Peu ou rien n’a été révélé sur une note biographique d’Eleazar Pereiro qui me semble extraordinaire. En 1975, grâce à ses contacts, ses qualités relationnelles et son amour inconditionnel pour les échecs, Eleazar réussit à convaincre la municipalité de Marbella d’allouer une ligne budgétaire pour célébrer le duel pour le titre mondial entre Bobby Fischer et Anatoly Karpov. C’est ce qu’il a lui-même déclaré dans la revue ‘Ajedrez Canario’ : “Le premier calcul économique nous amène à penser à un chiffre d’environ dix millions de pesetas”. Pour Eleazar, le débours ne doit pas être considéré comme un coût : « En Islande, il y avait plus de deux cents journalistes de toutes les latitudes. Dans notre pays, ce chiffre serait multiplié par cinq. C’est beau de savoir qu’Eleazar a déployé autant d’efforts pour célébrer un événement qui, s’il avait eu lieu, aurait changé l’histoire des échecs.

L’alternative de Bellón

Juan Manuel Bellón, légende vivante des échecs espagnols, connaissait bien Eleazar Pereiro : “Il a été le premier organisateur qui m’a donné l’alternative dans un tournoi international en Espagne”, se souvient Bellón. «J’avais été Champion d’Espagne en 1969. L’année suivante, j’ai reçu une invitation d’Eleazar lui-même, que je ne connaissais pas du tout car j’habitais à Majorque. Il m’a demandé si je voulais jouer dans « son » tournoi. Et moi, ravie, j’ai accepté. C’était la première fois de ma vie que je participais à un tournoi international, au-delà des championnats du monde juniors et européens. “Je lui serai toujours reconnaissant pour la vie.” Après cette première rencontre, raconte Bellón, une amitié affectueuse est née entre les deux: «Nous nous sommes vus plusieurs fois dans son magasin de chaussures de la rue Granada. Là, nous avons parlé des joueurs qu’il pourrait inviter pour les prochaines éditions de la Costa del Sol. Il m’a demandé conseil, même s’il n’avait pas besoin de grand chose car Eleazar était différent du reste des organisateurs, il avait été un joueur d’une bon niveau, il savait donc parfaitement ce dont les joueurs d’échecs avaient besoin pour se sentir à l’aise.

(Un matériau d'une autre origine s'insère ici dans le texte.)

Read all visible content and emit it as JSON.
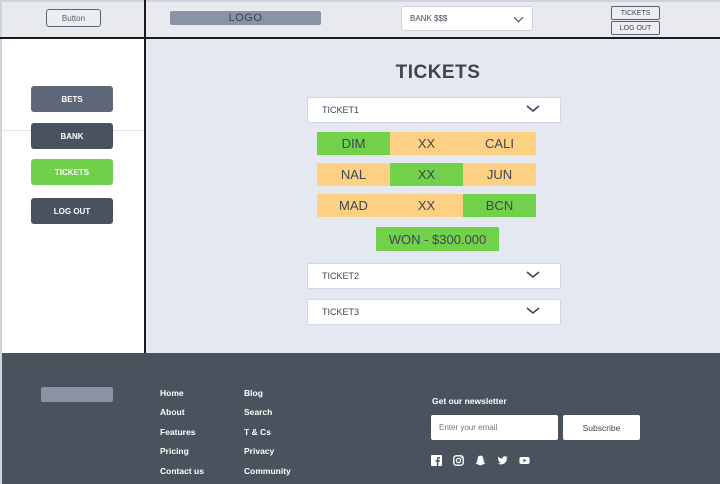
{
  "header": {
    "button_label": "Button",
    "logo_text": "LOGO",
    "bank_select": {
      "selected": "BANK $$$",
      "icon": "chevron-down-icon"
    },
    "tickets_button": "TICKETS",
    "logout_button": "LOG OUT"
  },
  "sidebar": {
    "items": [
      {
        "label": "BETS",
        "active": false
      },
      {
        "label": "BANK",
        "active": false
      },
      {
        "label": "TICKETS",
        "active": true
      },
      {
        "label": "LOG OUT",
        "active": false
      }
    ]
  },
  "main": {
    "title": "TICKETS",
    "tickets": [
      {
        "label": "TICKET1",
        "expanded": true
      },
      {
        "label": "TICKET2",
        "expanded": false
      },
      {
        "label": "TICKET3",
        "expanded": false
      }
    ],
    "grid": [
      [
        {
          "text": "DIM",
          "color": "#71d14b"
        },
        {
          "text": "XX",
          "color": "#fdd084"
        },
        {
          "text": "CALI",
          "color": "#fdd084"
        }
      ],
      [
        {
          "text": "NAL",
          "color": "#fdd084"
        },
        {
          "text": "XX",
          "color": "#71d14b"
        },
        {
          "text": "JUN",
          "color": "#fdd084"
        }
      ],
      [
        {
          "text": "MAD",
          "color": "#fdd084"
        },
        {
          "text": "XX",
          "color": "#fdd084"
        },
        {
          "text": "BCN",
          "color": "#71d14b"
        }
      ]
    ],
    "result": "WON - $300.000"
  },
  "footer": {
    "links_col1": [
      "Home",
      "About",
      "Features",
      "Pricing",
      "Contact us"
    ],
    "links_col2": [
      "Blog",
      "Search",
      "T & Cs",
      "Privacy",
      "Community"
    ],
    "newsletter_title": "Get our newsletter",
    "email_placeholder": "Enter your email",
    "subscribe_label": "Subscribe",
    "social_icons": [
      "facebook-icon",
      "instagram-icon",
      "snapchat-icon",
      "twitter-icon",
      "youtube-icon"
    ]
  },
  "colors": {
    "green": "#71d14b",
    "orange": "#fdd084",
    "dark": "#4a525e",
    "main_bg": "#e4e8f1"
  }
}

Eleazar Pereiro Durán est décédé le 10 septembre 2008, à l’âge de 93 ans. À ce moment-là, il avait perdu la mémoire. Il ne se souvenait pas du nom de sa femme, Présentation, et il ne se souvenait même pas de son mariage. Mais jusqu’au dernier jour de sa vie, il a continué à jouer aux échecs.

Ce contenu est exclusif aux abonnés





#cordonnier #tombé #amoureux #des #échecs
1711859710

Facebook
Twitter
LinkedIn
Pinterest

Leave a Comment

This site uses Akismet to reduce spam. Learn how your comment data is processed.